The idea of a universal second language is not new, and constructed languages are not a recent phenomenon. The first known constructed language was Lingua Ignota, created in the 12th century. But the idea did not catch on in large numbers until the language Volapük was created in 1879. Volapük was popular for some time and apparently had a few thousand users, but was later eclipsed by the popularity of Esperanto, which arose in 1887. Several other languages such as Latino sine Flexione and Idiom Neutral had also been put forward. It was during this time that French mathematician Louis Couturat formed the Delegation for the Adoption of an International Auxiliary Language.
This delegation made a formal request to the International Association of Academies in Vienna to select and endorse an international language; the request was rejected in May 1907. The Delegation then met as a Committee in Paris in October 1907 to discuss the adoption of a standard international language. Among the languages considered was a new language anonymously submitted under the pen name Ido. In the end the Committee concluded that no language was completely acceptable, but that Esperanto could be accepted "on condition of several modifications to be realized by the permanent Commission in the direction defined by the conclusions of the Report of the Secretaries and by the Ido project."

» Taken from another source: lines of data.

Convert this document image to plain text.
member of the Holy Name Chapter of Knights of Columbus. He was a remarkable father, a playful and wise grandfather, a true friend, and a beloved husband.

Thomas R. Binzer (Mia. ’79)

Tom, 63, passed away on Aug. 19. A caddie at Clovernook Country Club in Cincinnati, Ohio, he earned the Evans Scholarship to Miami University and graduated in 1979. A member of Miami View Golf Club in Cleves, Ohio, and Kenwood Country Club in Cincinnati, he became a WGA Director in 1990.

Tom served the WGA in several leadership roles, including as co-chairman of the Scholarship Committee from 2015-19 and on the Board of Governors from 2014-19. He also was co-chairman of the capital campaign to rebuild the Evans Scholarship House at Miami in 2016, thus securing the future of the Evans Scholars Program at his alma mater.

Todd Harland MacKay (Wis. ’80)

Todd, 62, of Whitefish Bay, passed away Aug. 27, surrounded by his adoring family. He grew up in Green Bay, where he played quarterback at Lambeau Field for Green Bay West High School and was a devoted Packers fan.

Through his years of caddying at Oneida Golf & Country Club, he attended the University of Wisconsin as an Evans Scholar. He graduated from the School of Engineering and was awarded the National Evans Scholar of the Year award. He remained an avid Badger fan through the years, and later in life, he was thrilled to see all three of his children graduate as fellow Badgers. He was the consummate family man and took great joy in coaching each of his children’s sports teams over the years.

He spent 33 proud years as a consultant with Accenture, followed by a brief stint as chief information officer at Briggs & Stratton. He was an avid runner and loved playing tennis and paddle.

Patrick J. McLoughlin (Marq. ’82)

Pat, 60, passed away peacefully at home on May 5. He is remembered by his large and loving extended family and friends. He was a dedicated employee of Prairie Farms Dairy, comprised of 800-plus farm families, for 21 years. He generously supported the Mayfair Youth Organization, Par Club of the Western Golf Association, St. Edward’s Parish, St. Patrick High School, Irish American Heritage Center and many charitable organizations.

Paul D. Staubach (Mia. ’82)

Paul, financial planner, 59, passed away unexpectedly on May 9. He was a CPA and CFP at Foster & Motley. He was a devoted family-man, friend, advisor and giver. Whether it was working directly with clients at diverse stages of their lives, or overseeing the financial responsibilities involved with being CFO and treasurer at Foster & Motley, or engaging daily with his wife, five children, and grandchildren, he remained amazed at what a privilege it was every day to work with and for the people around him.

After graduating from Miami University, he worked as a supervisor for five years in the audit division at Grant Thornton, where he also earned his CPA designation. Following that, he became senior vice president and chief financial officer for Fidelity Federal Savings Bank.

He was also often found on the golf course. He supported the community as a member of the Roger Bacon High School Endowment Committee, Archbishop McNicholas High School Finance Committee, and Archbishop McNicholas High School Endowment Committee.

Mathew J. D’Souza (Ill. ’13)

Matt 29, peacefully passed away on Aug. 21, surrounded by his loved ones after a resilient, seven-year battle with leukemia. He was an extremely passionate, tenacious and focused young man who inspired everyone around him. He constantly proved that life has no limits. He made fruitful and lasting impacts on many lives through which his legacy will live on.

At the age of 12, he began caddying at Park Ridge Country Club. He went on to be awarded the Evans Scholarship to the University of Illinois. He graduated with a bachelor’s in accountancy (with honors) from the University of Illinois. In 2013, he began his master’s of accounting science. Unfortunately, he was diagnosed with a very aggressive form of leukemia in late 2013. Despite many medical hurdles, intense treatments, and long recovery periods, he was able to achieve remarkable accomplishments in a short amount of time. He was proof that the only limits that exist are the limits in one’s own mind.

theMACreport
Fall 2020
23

Esperanto's inventor, L. L. Zamenhof, had suggested in an 1894 proposition for a Reformed Esperanto several changes that Ido adopted: eliminating the accented letters and the accusative case, changing the plural to an Italianesque -i, and replacing the table of correlatives with more Latinate words. However, the Esperanto community rejected Reformed Esperanto, and likewise most rejected the recommendations of the 1907 Committee. Zamenhof deferred to their judgment. Furthermore, controversy ensued when the "Ido project" was found to have been primarily devised by Louis de Beaufront, who represented Esperanto before the Committee.
It is estimated that 20% of the Esperanto leaders and 3-4% of the ordinary Esperantists defected to Ido. Although it fractured the Esperanto movement, the schism gave the remaining Esperantists freedom to concentrate on using and promoting their language as it stood. At the same time, it gave the Idists freedom to continue working on their own language for several more years before actively promoting it. The Uniono di la Amiki di la Linguo Internaciona (Union of Friends of the International Language) was established along with an Ido Academy to work out the details of the new language.
Couturat, who was the leading proponent of Ido, was killed in an automobile accident in 1914. This, along with World War I, practically suspended the activities of the Ido Academy from 1914 to 1920. In 1928 Ido's major intellectual supporter, the Danish linguist Otto Jespersen, published his own planned language, Novial. His defection from the Ido movement set it back even further.